I was in Arkansas Tuesday.
The kids and I left Alabama at 7am and met my in-laws in West Memphis where I handed the kids off and continued on my way to the hospital where my dad was in ICU.
Cause ICU’s where you end up when you try to kill yourself. That or the morgue. Not quite sure I would have been in such a hurry if he had been in the morgue – not like he would have been going anywhere.
And that’s how it’s been for the past two days: lots of levity as a coping mechanism. At least I realize I’m doing it.
A few weeks ago when he had threatened to kill himself, I had gotten upset and cried and pretty much acted like I figure a daughter should act when her father threatens to off himself. But after a couple of days, some “evidence” was presented that suggested I was getting played again.
And then I got the call on Monday that he was in ICU and I didn’t get upset.
I called the hospital and spoke with an admitting nurse for a long time and the next morning we were on our way. I keep expecting to fall apart and get all upset but it hasn’t happened yet and I don’t feel like I’m burying any deep-seated emotions or anything.
I’ve just finally gotten to that place where I’m done. Like ultimatum done.
I can keep him there for 72 hours if he doesn’t agree to it but past that? I can’t save him; he has to save himself. How cliché, right?

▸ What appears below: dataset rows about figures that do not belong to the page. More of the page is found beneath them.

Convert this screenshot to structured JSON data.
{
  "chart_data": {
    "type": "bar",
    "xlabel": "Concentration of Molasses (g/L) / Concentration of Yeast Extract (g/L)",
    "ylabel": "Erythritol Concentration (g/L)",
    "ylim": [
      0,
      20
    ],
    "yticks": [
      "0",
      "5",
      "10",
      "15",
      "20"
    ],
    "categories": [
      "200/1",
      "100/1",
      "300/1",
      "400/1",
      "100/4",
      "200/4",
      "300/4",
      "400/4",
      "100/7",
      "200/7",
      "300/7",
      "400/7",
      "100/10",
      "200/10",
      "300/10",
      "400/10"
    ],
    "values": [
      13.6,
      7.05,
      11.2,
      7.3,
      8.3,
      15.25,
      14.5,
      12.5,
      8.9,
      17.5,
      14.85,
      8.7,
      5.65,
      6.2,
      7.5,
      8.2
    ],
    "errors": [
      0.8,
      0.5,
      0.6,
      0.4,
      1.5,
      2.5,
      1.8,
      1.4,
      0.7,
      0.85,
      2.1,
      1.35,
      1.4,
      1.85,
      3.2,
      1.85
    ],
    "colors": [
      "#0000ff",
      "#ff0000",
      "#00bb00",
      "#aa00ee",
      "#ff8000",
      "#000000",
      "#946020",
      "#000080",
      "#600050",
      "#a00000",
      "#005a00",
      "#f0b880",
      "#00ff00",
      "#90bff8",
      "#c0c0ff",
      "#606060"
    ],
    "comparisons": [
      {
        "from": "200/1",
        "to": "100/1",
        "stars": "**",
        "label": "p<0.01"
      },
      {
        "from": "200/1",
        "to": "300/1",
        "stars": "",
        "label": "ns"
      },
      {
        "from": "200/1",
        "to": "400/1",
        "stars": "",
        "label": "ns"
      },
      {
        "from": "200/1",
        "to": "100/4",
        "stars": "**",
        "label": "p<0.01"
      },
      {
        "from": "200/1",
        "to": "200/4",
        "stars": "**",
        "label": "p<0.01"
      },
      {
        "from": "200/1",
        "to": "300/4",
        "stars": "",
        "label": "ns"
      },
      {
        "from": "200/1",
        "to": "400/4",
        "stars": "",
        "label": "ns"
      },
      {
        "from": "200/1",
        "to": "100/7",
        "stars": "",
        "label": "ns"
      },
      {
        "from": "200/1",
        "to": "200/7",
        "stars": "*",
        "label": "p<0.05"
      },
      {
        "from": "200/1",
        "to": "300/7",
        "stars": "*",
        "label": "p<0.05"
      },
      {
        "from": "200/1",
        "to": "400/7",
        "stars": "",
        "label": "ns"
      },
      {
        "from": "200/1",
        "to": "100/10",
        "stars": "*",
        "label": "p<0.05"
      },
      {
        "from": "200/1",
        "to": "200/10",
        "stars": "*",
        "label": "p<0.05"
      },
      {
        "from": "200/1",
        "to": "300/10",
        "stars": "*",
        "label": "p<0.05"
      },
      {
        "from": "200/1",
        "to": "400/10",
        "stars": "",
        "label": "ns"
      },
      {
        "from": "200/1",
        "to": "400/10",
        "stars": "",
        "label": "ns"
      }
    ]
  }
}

While I sat with him, I listened to him bitch about not being able to smoke and the fact he might eventually have a roommate and how the only TV is in the “group room.” Instead of looking depressed about how things had turned out, he was plain annoyed…though at times he’d become extrememly contrite and I didn’t feel he was trying to trick me.
Once he got done bellyaching, I started cracking jokes.

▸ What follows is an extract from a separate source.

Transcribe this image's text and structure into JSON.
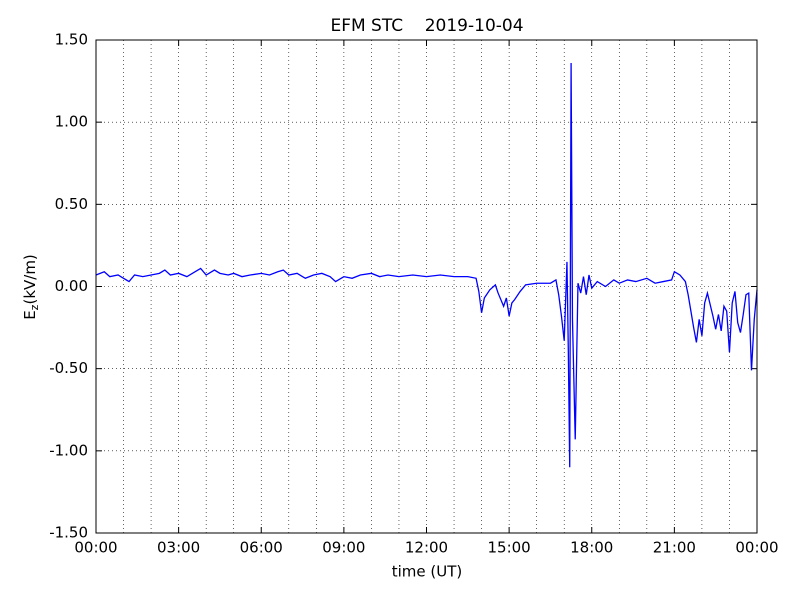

My main goal wasn’t to cheer him up. My main goal was to make him realize where he was…what was going on with him. He was born in ’51 and that generation doesn’t do too well with mental illness; it’s something you ignore and/or don’t talk about. Not something you admit and then get help for. Definitely not something you joke about.
So maybe the, “I was going to get you a card but apparently Hallmark doesn’t make a ‘I’m glad you didn’t kill yourself’ card” was a bit over the line but that was the first thing he laughed at so I figure if he didn’t mind then everyone else can go to Hell.
I was trying to impress upon him just how critical it is he find a long-term inpatient program. He and I both know he won’t keep outpatient appointments and he’ll be lucky if he keeps on the meds they prescribe. Anyway, I had a flash of brilliance and this is what I came up with.
You’re swimming in the crazy pool. I hang out in the kiddie pool; the crazy water’s right around my ankles. You’re in the deep end of the crazy pool. And what you did on Monday? That was your head going below the water. And those paramedics? They’re like the life guards. The counselors and shrinks are your swim instructors who are going to teach you how to swim down to the kiddie pool part. And the pills? Those are your floaties!
By that time, I had impressed myself and was getting excited. He just rolled his eyes at me. Can you believe it? That analogy was a stroke of genius!
At any rate, he’s still there with no TV and no smokes – I’m surprised I didn’t have to force him to stay for the 72 hours. I’m shocked he’s carrying through with something he said he’d do.
Only time will tell if he can get to the other end of the crazy pool.